Helen pounced on me in the street. She pressed a flyer into my hand. It read “Lyrical Death Match” – a no-holds-barred title fight between book publishers Cargo and indie music label Chemikal Underground. The whole thing was being held in a cave, or The Caves or something.

Death. Caves. That edgy way they spelt chemical with a “K“. My primal, lizard brain pulsed urgently, told me to lay my cash at the door and head on inside.

Author and comedienne A L Kennedy was on stage, channeling her inner Doctor Who, all highly caffeinated and dressed in layers. Master of Ceremonies, she introduced the night’s acts.

First came the short stories: Kirsten Innes’s woozy tale of a drunken hen night, then one from Rodge Glass about three adolescent boys forced to take sides in a bitter divorce.

Next, a Bruce Springfield-referencing poetry reading (‘Darkness on the Edge of Toast’) from Ryan Van Winkle.  After that, Kennedy returned to read an excerpt from her forthcoming novel – an over-thinking-it inner-monologue about kisses, hugs, sex, love, and how it all inevitably leads to violent, bludgeony death inside a sofa shop.
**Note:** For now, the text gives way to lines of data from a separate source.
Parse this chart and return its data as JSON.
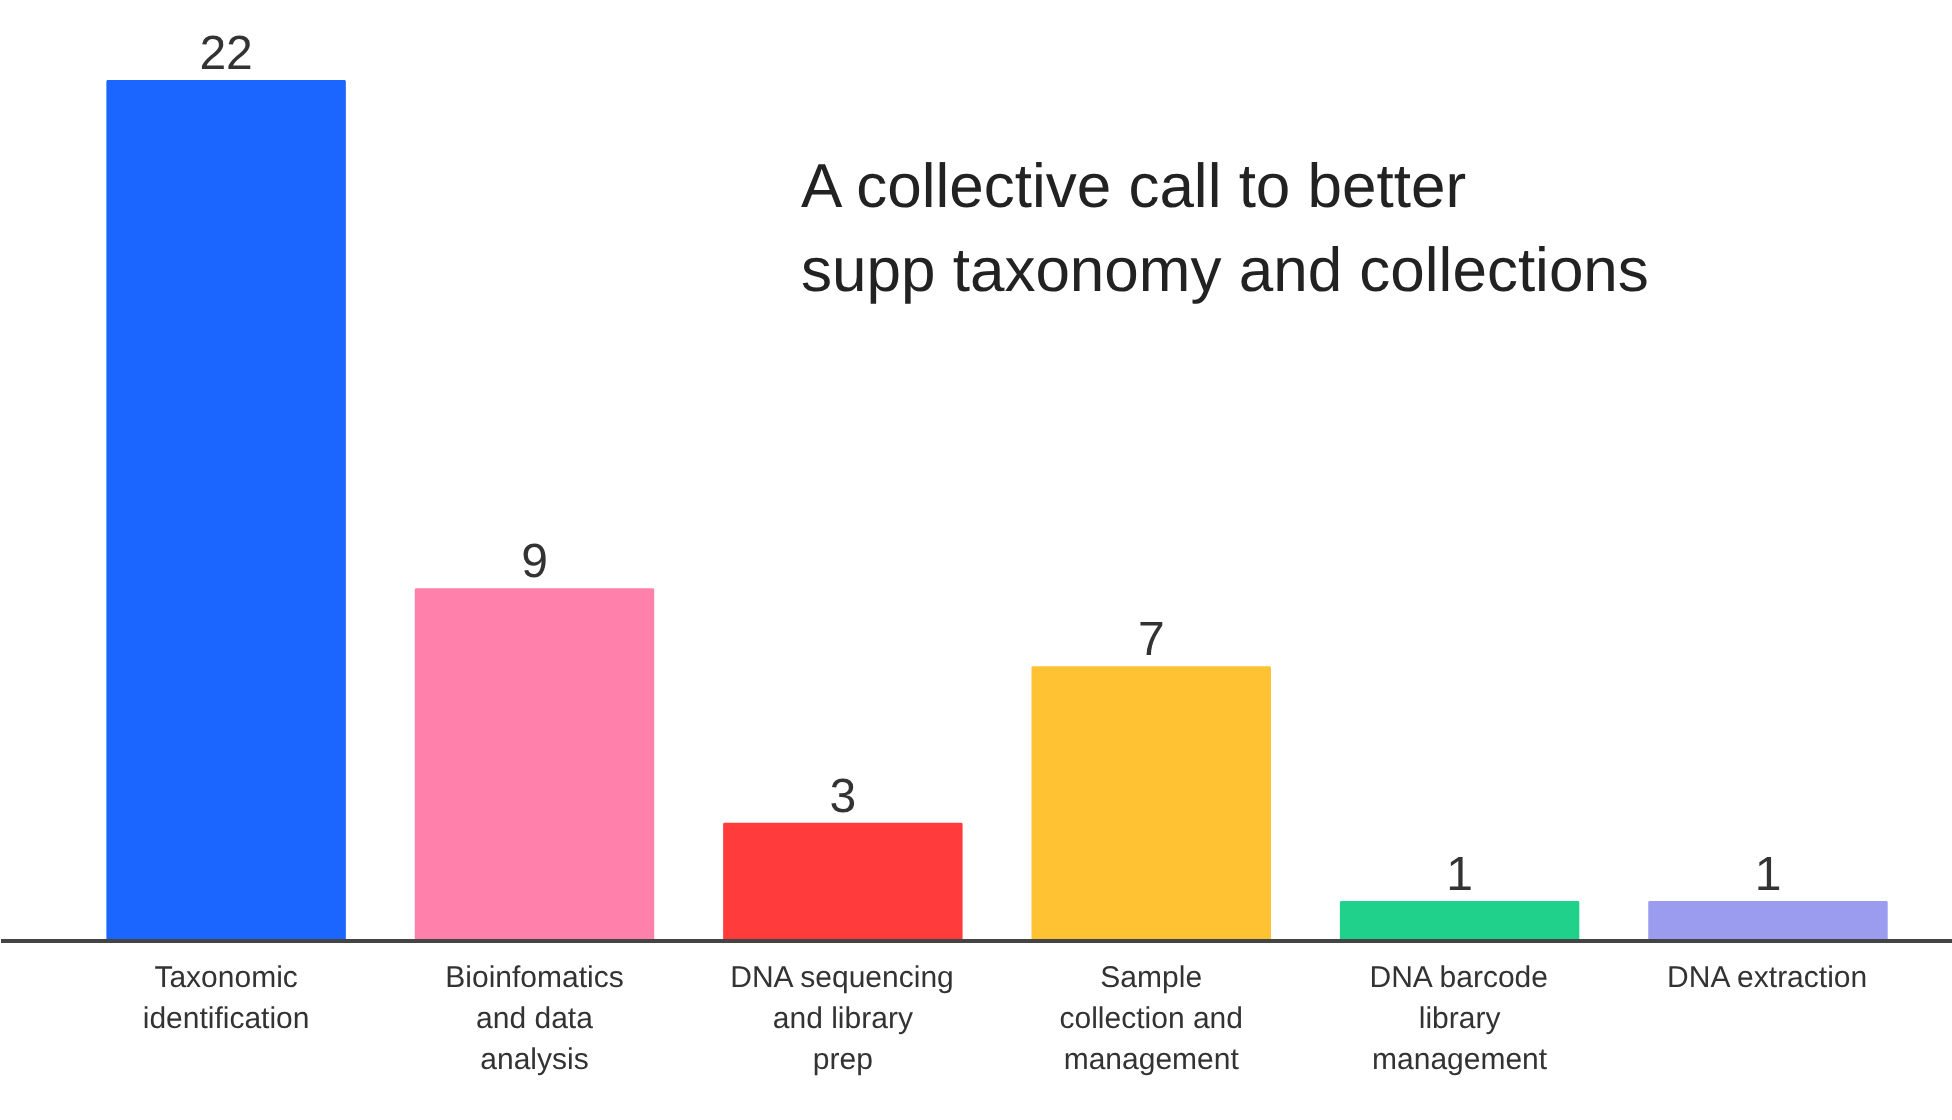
{
  "chart_data": {
    "type": "bar",
    "categories": [
      "Taxonomic identification",
      "Bioinfomatics and data analysis",
      "DNA sequencing and library prep",
      "Sample collection and management",
      "DNA barcode library management",
      "DNA extraction"
    ],
    "values": [
      22,
      9,
      3,
      7,
      1,
      1
    ],
    "colors": [
      "#1a66ff",
      "#ff80aa",
      "#ff3b3b",
      "#ffc233",
      "#1fd18a",
      "#9b9bef"
    ],
    "data_labels": true,
    "grid": false,
    "annotations": [
      "A collective call to better supp taxonomy and collections"
    ]
  }
}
My personal highlight of the evening.

After the interval, Doug Johnstone previewed a couple of chapters from his shiny new novel ‘Smokeheads‘, then sang cheerily about car-crashes for a bit.

Alan Bissett was less cheery. He’d had his heckles raised by an article in this week’s NME calling Bono the worst frontman in rock, and felt compelled to mount a defence by reading aloud some of the U2 singer’s most profound quotes. The audience remained largely unconvinced.

The evening ended with a double bill of musical acts. Lord Cut-Glass, fronted by Alun Woodward, proved that accordions and rock music can indeed live in harmony, and then Woodward’s fellow ex-Delgado, Emma Pollock, brought matters to a close with a flurry of alt-rock guitars and lyrics that may or may not have made sense. Pollock noted that she used to find writing songs daunting, but then she listened to Pavement and realised that lyrics don’t actually have to make any sense at all!! (Sample Pavement lyric: I sneezed cornflakes down to my nose, He’s got a chrome-plated baby so it knows where it goes.)

And that was it! Four hours had passed. No death, no blood, not even so much as a maiming. But while my gore-thirsty lizard brain may have felt duped and cheated by the whole affair, the rest of me walked out into the cold night air feeling very happy with the way the evening had gone.

I almost wanted to sing.

But probably not about cornflakes.

Thank you, Stuart. An appetite-whetting post. Before we all head over to the Let’s Get Lyrical website to listen to audio clips from the Lyrical Death Match, there’s one question that needs to be answered: when are you starting up your own blog?


7 thoughts on “A Lyrical Death Match

  1. Hey Helen, happy to be of assistance. It was a really fun night.

    As for me blogging, I have given it some thought before. The consensus seems to be that writers should self-promote, so as soon as I have a product worth promoting, I guess I’ll take the plunge. Yikes! I’ll probably be asking for your advice… a lot!

    • Yes, I did. But it was his own fault. He was walking along, not really looking where he was going. He was asking to be startled. I think I even shouted “boo!”

    • Talli, I can confirm that there was indeed pouncing, and yes, even a “boo”.

      Frankly, the woman’s a menace.